Franck De las Mercedes: ‘Apariciones’ One Night Only Open Studio and Reception
Washington Heights based artist Franck De las Mercedes will open up his studio at 330 Wadsworth Ave for one night on September 19th to give people a peek at his new series “Apariciones”. Last year, Franck’s home and studio of 12 years in Weehawken were burned down in a five alarm fire. Though he lost all of his work from the past decade Franck got right back work in his new residence, and earlier this year De las Mercedes was featured on Complex as one of 15 artist about to dominate 2015. We caught up with Franck to give us an look into his new “Apariciones” series.
In the past year you went through a lot of changes with the fire and loss of much of your work as well as personal belongings, but you also had a child. Both of these events by themselves have a huge impact on people’s lives but you had them both occur in a short amount of time, so there was this tremendous amount of loss but also this huge gain, how did these both influence your work?
There was a lot of insecurity in decision making and I don’t think I allowed myself to ponder on the loss much, especially when it came to the art. It took me while to feel at home in our new place. It had nothing to do with the neighborhood or the people, it was more the immediate unexpected change and the feeling of loss which was very abstract in a way. The moment my wife told me she was pregnant, it was as if our lives again were interrupted but this time with a gift, of life and a new beginning. Quite unexpectedly I noticed my turning into expressing my point of view, observations and commentary on family relationships and our humanity. Not necessarily joyful themes, but exploring how we are shaped by upbringing, culture, experiences and events. My work used to be more about expression without questioning or searching an idea. That definitely changed.

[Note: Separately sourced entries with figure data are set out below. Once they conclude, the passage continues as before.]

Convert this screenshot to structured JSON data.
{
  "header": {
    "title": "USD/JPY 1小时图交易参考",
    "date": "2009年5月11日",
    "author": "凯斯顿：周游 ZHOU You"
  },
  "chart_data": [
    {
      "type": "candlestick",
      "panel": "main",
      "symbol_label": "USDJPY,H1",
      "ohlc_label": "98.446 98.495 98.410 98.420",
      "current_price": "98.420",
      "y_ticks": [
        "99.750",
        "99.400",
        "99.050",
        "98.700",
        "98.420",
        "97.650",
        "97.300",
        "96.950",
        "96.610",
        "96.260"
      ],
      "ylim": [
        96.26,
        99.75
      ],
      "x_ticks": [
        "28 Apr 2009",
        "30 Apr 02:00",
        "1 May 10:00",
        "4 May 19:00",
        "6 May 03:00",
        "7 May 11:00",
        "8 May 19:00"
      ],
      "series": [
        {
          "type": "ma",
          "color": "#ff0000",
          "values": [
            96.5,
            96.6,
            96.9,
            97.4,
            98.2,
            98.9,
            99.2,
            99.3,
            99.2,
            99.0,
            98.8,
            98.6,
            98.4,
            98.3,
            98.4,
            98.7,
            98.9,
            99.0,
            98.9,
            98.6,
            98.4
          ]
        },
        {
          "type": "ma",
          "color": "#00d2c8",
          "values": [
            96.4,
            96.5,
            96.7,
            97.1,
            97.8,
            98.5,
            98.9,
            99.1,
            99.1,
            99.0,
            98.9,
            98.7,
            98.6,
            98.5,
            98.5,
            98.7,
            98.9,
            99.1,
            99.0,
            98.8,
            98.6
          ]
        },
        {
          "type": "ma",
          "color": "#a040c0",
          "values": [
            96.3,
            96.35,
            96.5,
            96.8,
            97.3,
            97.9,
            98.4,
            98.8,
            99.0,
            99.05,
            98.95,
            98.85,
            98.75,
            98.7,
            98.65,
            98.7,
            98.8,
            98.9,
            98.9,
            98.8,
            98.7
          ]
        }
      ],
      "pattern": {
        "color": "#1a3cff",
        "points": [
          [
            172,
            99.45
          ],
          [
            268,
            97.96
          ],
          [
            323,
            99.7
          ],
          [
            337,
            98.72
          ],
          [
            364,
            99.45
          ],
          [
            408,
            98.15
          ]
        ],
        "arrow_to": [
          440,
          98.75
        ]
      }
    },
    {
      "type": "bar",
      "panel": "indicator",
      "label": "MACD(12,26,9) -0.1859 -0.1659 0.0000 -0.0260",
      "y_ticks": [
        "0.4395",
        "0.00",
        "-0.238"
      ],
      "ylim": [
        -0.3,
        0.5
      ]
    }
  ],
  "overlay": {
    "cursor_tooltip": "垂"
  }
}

What was the catalyst and/or the influences for the new series of work as well as the decision to open your studio to showcase it?
Definitely the fire. I always had an interest in street photography and it is something I did on and off. The very fist thing I had to replace was my smart phone and shortly after replacing it was clear to me that it was my only way of self-expression. I had no home, no studio. I turned to journaling on the notes app and suddenly, before I knew it, I was observing and documenting people on the street, and wondering what their story was. I called the series Apariciones, because when I’d take the photos I noticed something Saint-like to some of the people in the images. I decided to do the open studio because it’s been a while since I’ve participated in art exhibits, and I have not been pursuing galleries much. I want to explore the possibilities of bringing people to my space and this would be a new experiment in my independent artist path. Might even be a good opportunity to network close to the studio, establish myself a local artist and see if we want to take it further with other events and guest artists.
What was the process in creating this series of paintings?
Except for the imagery where you clearly see the subject posing, about 90% of the images are candid photos. The subjects don’t know they’re now in a work of art and the viewer will have to guess where the photo took place. I like the process of exalting the snapshot and extracting them from their original context. By placing them in an abstract setting that makes them almost look as religious figures. I’m attempting to make the experience of seeing one a direct intimate encounter between the viewer and the subject.
Where do you see the new series going and what do you envision for the open studio concept?
I think this series has potential to be exhibited in a gallery or even something more local and community oriented. The fact that I’ve taken a lot of these photos around my neighborhood makes me wish the community gets to see it eventually. The open studio is a way of a creating a more intimate experience for people to see art but also to get to experience the creative space and some of the process. I want to make it more of an art gathering.
Being that we are a graffiti/street art site we always ask what artists’ relationship is with either graffiti or street art. Who or what are your influences if any; that come from those two worlds?
Though I never considered myself a street artist my New York backdrop and the graffiti movement as a whole have always been a huge influence. When I was starting out Basquiat was a big influence on me. But the abstraction that happens on a wall after many tags has always attracted me. I have worked on street art and conceptual art projects like “The Peace Flyers, The Priority Boxes Art Project (PeaceBoxes) and Bin Poetry” in the past which involves people and call for people to become activists or take some type of action. I think it taps into spirit of free expression found in Street Art.